Despite the finding, the department's team of managers, protective workers and lawyers still felt their case was compelling.

Although there was no one aspect that could make out their protective concerns they believed the accumulation of evidence would be overwhelming.

A "white book" summary of the case, numbering more than 200 pages, was put together by the department's legal team as a summary of its case establishing the department's concerns about emotional and psychological harm to the children. It set out to establish that the group meticulously followed the writings of its global leader Moses David.

Its concerns centred on isolation, "brain washing" and indoctrination of children, inculcation, fear of the outside world and the allegedly deceptive culture of the group.

Although no allegations of sexual abuse were made, the department was certainly alarmed by Moses David's lurid literature from the late 1970s to mid 1980s promoting child-adult sex and child-child sex.

Explicit literature, some found in the houses, warned children that they would be taken away if they revealed their sexual practices to outsiders.

There were also claims of harsh discipline, such as dissenters being "silenced" or banned from talking or being spoken to.

The claims against them have all been denied by the Family, which says child sex never flourished in Australia but occurred with only a handful of boys and adult women in the mid-1980s and is now banned.

They argue religious education is their right and the children say they are more open-minded than outsiders.

But the department's case was that the denials were part of a "sham of normalcy" presented to outsiders by a group that is "founded on lies and deception".

In essence, it implies through the white book summary that what the material says is what the group practises. A group member told `The Age': "If all that is true then you must see some fruit of it in the children."

Only one forensic psychologist in Victoria extensively examined some of the children. Mr Tim Watson-Munro's first contact was through the earlier protection case. The police had called him in to examine the children of that family, but he found delightful, well-adjusted, socially competent children who displayed no evidence of emotional damage.

In the department's child protection case, the Family's lawyers called in Mr Watson-Munro to extensively examine six children.

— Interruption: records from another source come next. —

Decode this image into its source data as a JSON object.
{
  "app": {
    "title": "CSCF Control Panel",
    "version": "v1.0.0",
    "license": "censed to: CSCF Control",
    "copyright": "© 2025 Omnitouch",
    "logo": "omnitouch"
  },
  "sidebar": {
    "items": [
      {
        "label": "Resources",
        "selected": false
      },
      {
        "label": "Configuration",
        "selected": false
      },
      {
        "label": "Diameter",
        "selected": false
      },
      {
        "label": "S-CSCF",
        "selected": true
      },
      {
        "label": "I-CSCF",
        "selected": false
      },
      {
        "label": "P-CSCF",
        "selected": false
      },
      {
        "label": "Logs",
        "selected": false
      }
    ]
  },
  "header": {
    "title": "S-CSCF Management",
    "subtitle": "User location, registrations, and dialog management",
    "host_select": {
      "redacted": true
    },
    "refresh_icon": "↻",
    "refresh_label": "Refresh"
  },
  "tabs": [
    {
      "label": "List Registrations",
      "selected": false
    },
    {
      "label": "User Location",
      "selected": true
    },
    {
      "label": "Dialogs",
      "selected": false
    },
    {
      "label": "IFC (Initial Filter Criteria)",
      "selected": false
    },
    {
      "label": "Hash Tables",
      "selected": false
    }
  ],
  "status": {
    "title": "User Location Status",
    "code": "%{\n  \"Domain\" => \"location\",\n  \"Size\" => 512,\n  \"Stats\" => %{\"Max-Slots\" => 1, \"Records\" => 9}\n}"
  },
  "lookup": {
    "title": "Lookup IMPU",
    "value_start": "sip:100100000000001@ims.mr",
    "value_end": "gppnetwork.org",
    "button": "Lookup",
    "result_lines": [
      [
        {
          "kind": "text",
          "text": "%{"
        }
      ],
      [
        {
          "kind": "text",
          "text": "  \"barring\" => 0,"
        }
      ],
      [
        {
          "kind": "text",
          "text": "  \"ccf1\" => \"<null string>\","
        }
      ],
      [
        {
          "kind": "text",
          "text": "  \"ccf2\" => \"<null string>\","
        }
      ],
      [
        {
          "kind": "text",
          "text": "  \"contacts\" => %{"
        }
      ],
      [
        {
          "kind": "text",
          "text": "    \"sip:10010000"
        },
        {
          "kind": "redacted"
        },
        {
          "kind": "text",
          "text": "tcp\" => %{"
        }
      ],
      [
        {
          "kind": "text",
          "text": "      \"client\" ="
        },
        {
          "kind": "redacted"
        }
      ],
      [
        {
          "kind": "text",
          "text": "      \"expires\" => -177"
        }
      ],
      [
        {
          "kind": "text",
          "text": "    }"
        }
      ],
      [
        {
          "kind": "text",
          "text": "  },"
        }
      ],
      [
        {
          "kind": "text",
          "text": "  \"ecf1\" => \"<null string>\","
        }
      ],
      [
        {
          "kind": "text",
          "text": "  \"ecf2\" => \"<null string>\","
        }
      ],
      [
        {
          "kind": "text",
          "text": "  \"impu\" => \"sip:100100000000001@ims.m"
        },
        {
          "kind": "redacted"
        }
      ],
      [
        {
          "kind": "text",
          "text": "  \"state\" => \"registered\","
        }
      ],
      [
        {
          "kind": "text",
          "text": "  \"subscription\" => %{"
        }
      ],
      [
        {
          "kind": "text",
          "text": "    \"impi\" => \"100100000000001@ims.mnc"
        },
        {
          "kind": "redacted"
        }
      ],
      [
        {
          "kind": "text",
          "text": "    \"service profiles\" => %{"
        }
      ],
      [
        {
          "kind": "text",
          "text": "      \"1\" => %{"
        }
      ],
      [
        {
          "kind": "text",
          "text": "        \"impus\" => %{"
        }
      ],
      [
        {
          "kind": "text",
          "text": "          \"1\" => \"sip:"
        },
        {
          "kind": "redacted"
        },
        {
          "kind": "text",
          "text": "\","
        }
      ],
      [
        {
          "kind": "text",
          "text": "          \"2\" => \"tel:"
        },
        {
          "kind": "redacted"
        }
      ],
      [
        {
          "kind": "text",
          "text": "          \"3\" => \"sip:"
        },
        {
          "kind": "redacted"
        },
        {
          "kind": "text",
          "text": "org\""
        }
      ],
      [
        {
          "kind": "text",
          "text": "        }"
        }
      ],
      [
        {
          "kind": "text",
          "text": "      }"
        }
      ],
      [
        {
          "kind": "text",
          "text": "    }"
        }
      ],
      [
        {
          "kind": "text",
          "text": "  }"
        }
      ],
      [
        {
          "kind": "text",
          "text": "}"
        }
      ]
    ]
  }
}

They allowed no examinations by department psychologists.

Mr Watson-Munro told `The Age' that, again, the children displayed no classic signs of emotional disturbance, "brain washing" or sexual abuse.

Another child psychologist from La Trobe University, Professor Margot Prior, was to be called by the department to testify.

Her views, differed to Mr Watson-Munro's and were based entirely on literature from the group, observations of child protection workers and statements of former members.

Professor Prior's concern was that the children had no way of making independent decisions on how to live their life.

From the literature, concerns arose about the children's sense of security and place. These centred on whether children knew who their parents were. Caregivers appeared to change often and literature suggested children might move home frequently.

Reports from previous members indicated that, having left the group, they had difficulty forming relationships and felt vulnerability, insecurity and powerlessness. Such traits might not show in children until they tried to leave, Professor Prior said.

Although her concerns paint a picture of an introspective and restrictive culture that may hamper its children's ability to decide to leave, Professor Margot qualifies herself: "I realise the evidence on which I was trying to form a view was terribly inadequate."

The issue is, she says, whether members have the ability to freely decide to stay or go.

Cases around the world in Spain, Argentina, France, and other places have run a similar course to the Victorian one, with courts not reaching conclusions or cases being stopped.

The Victoria case was watched from far, and by the top leadership of the Family. Many opponents of the Family hoped that it would resolve finally whether there was substance to the allegations. Unfortunately, the questions will linger without resolution.